The Hong Kong government wants mandatory the use of 0.5% (5,000 ppm) sulfur fuel starting by July 2015. In 2013, Chinese ports handle about 178 million TEUs (30%) of the world’s 600 million TEUs -- Hong Kong (22.3 million TEUs) is the third largest port in China behind Shanghai (33.6 million TEUs) and Shenzhen (23.3 million TEUs).
These higher standards will make Hong Kong the first Asian jurisdiction to control its ports’ ship emissions. The proposal has raised some concerns from operators who will bear the brunt of the increased shipping costs due to the required switch to low-sulfur marine fuel.
On January 1, 2015, the United States including the U.S. Caribbean, Canada and Northern Europe have required ships docked in the sulfur emission control areas (SECA - ECA) at their ports to switch to fuel with less than 0.1% sulfur content. Container companies operating in the SEAC-ECA areas have since levied an additional $30 to $90 per TEU from their customers to support the increased fuel costs.
Low-sulfur fuel is up to $300 more per ton compared to marine bunker, which contains around 3-3.5% sulfur. Fuel costs account for up to 30% of a shipping line’s operational costs.
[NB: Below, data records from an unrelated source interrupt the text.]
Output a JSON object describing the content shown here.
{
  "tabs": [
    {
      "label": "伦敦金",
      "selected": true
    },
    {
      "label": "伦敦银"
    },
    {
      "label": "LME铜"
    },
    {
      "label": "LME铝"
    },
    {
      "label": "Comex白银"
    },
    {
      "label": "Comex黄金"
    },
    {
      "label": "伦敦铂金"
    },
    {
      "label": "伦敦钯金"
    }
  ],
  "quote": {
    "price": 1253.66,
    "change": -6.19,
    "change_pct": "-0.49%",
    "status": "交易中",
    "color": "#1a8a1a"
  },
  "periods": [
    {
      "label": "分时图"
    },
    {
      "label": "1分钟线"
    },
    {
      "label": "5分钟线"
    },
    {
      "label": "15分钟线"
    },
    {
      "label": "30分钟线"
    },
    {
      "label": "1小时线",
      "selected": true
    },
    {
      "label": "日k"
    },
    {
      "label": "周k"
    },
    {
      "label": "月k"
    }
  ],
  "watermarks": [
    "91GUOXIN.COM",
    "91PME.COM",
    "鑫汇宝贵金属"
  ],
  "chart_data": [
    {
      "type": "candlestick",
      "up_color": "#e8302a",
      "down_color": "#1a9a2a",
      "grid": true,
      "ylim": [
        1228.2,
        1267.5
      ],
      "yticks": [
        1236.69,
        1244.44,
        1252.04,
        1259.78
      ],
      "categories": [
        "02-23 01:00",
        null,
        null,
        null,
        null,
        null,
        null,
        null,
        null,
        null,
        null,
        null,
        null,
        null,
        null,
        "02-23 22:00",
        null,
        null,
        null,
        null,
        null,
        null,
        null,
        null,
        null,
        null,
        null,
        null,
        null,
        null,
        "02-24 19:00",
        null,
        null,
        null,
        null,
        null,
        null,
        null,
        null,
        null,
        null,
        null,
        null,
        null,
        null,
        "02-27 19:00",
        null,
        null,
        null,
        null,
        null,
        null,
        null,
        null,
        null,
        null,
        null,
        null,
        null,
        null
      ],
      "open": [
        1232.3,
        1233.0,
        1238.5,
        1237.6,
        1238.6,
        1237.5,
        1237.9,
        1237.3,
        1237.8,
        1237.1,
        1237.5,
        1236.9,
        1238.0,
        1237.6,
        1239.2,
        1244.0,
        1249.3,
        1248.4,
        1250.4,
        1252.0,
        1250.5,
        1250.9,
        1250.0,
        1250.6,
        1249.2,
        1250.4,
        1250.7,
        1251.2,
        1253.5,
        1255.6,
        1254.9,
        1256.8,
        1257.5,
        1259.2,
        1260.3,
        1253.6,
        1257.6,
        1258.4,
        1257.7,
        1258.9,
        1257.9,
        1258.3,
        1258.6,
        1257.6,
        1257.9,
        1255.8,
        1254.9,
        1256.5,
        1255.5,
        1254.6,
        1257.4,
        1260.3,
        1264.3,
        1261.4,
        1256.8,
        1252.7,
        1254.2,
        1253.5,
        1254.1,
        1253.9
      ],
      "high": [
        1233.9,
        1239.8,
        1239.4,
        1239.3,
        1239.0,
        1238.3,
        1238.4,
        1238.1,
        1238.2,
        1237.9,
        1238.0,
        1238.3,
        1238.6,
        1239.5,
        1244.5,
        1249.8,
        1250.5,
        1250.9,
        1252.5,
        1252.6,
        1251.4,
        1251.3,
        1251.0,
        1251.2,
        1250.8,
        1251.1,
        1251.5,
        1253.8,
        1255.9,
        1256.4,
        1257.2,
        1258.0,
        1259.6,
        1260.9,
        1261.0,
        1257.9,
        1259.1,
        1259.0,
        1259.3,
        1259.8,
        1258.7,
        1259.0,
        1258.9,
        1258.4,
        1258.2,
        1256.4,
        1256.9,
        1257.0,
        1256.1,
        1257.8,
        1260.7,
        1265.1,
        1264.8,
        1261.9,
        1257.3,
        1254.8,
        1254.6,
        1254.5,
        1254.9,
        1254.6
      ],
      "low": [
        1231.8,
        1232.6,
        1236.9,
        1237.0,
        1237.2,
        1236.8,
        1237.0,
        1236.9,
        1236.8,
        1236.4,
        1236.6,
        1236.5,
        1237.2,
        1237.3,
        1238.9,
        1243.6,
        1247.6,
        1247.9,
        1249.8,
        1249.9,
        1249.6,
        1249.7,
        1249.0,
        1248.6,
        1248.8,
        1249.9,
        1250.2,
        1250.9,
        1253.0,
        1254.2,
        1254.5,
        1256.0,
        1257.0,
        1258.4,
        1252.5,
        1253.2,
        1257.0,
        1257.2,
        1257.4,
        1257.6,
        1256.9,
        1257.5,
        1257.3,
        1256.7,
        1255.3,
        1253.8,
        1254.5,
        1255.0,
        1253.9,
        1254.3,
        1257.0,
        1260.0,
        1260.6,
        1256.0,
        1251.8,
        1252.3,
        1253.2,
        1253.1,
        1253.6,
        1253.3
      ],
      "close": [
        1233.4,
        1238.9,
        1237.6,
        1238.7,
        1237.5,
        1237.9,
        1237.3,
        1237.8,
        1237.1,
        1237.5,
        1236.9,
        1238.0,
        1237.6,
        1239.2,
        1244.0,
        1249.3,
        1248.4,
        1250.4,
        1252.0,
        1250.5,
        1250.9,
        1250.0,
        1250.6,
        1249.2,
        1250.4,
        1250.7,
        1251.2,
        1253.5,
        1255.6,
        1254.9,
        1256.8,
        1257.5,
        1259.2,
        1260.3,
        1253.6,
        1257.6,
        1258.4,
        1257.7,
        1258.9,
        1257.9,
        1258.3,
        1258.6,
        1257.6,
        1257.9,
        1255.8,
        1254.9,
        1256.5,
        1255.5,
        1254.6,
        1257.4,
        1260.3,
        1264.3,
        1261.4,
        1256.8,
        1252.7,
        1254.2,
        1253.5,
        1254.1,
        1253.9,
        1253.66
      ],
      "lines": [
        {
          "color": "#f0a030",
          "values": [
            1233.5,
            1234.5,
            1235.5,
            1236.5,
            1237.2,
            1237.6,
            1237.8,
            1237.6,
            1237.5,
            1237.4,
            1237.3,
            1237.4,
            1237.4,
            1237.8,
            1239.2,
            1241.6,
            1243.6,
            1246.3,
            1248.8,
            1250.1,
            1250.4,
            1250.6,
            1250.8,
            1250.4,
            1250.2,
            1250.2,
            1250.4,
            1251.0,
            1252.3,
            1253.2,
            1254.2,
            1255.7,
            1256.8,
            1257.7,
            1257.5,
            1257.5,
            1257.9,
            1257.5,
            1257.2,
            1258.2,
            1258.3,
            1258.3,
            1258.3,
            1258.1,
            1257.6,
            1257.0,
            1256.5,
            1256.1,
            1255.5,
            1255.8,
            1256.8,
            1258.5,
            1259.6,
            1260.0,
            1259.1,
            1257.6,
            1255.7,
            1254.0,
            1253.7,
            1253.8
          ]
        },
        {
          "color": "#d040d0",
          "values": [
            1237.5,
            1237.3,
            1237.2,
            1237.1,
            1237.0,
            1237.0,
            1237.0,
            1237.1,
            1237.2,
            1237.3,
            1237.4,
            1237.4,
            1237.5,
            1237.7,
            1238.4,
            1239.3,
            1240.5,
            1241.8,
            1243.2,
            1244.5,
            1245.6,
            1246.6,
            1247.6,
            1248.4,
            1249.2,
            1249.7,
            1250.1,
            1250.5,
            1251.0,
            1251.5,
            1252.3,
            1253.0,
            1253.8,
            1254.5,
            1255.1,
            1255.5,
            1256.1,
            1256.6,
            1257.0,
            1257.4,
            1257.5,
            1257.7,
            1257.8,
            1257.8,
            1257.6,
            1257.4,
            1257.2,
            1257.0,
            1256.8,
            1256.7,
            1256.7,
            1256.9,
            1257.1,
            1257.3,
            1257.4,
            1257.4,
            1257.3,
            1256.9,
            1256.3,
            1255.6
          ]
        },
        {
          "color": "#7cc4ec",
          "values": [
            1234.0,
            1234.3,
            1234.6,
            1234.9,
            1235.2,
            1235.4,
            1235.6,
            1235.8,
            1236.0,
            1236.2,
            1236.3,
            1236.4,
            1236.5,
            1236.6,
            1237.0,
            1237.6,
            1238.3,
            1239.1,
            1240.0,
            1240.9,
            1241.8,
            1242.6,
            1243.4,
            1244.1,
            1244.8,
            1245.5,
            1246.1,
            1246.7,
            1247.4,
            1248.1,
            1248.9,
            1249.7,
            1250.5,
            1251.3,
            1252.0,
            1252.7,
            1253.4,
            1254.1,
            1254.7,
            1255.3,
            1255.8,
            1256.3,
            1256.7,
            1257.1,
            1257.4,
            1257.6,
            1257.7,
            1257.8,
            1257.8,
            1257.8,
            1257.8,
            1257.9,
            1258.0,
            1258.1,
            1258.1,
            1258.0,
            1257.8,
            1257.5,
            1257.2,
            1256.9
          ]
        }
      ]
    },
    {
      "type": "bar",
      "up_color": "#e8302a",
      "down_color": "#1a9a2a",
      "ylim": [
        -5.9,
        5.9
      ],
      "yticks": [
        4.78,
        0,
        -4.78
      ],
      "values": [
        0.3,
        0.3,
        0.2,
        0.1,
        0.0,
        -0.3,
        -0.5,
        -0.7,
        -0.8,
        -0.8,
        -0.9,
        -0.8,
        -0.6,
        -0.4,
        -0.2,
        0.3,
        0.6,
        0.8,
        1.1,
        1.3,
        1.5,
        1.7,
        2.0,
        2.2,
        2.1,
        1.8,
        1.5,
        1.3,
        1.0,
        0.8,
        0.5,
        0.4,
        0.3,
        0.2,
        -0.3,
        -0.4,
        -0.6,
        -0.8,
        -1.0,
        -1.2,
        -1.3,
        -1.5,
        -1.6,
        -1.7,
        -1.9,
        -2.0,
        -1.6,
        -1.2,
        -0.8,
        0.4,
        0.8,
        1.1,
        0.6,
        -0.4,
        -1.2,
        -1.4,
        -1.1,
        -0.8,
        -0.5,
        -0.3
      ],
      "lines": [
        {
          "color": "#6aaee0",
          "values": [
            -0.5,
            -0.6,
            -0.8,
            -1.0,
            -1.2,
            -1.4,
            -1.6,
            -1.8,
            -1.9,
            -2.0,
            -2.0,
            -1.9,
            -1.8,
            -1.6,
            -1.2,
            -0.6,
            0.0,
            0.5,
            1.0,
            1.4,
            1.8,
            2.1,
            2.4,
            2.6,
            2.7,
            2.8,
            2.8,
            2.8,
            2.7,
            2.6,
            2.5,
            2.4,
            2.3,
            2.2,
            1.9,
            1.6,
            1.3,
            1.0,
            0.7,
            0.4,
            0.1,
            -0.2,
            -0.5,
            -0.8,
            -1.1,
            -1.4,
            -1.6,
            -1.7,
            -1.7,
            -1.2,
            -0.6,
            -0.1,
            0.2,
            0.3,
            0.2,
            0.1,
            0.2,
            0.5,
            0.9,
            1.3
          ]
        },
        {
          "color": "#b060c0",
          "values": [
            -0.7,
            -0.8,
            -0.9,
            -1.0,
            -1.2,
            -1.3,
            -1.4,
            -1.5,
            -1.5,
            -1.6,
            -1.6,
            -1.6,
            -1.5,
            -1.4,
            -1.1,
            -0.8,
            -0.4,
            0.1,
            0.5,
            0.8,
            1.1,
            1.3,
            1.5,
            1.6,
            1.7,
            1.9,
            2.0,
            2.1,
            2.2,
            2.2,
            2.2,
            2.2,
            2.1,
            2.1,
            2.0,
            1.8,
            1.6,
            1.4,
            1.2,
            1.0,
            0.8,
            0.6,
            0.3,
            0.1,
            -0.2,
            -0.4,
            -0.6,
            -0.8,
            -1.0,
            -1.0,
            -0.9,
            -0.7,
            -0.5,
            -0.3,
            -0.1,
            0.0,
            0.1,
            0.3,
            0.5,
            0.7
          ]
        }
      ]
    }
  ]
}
According to a spokesperson for the Environmental Protection Department of Hong Kong, "the Regulation prohibits OGVs from using any fuel other than compliant fuel while at berth in Hong Kong, except during the first hour after arrival and the last hour before departure. And, vessels are required to record the date and time of fuel switching and keep the relevant records for three years.
“If OGVs use technologies (scrubbers), which can reduce the emission sulfur dioxide (SO2) levels to that of low-sulfur marine fuel, they will be exempted from switching to compliant fuel.”
Ship owners calling Hong Kong that do not comply with the law will be fined a maximum of about $25,000 (HK$200,000) and six months imprisonment. And, ship owners failing to keep the required records of fuel switching will be liable to a maximum fine of about $6,400 (HK$50,000) and three months imprisonment.
Just 35 years ago, Hong Kong was China’s largest container port for container imports and exports. Currently, China has seven of the top 10 ports in the world and Hong Kong’s container traffic throughput has been in decline. Meanwhile, nearby Shenzhen’s municipal government promised to subsidize carriers 100% for switching to low-sulfur fuel last year in an attempt to attract vessels to the ports. While the traffic has come, Shenzhen has failed to implement the rebate.
As for emission control areas in the rest of the world, ICS Chairman Masamichi Morooka says that the global cap will most likely be implemented in 2020, regardless of the lack of available compliant fuel and the cost it could have on the sea’s world trade. When implemented, the drop to 0.5% sulfur fuel could cost the shipping industry as much as $50 billion a year, and will once again affect lubricant choice.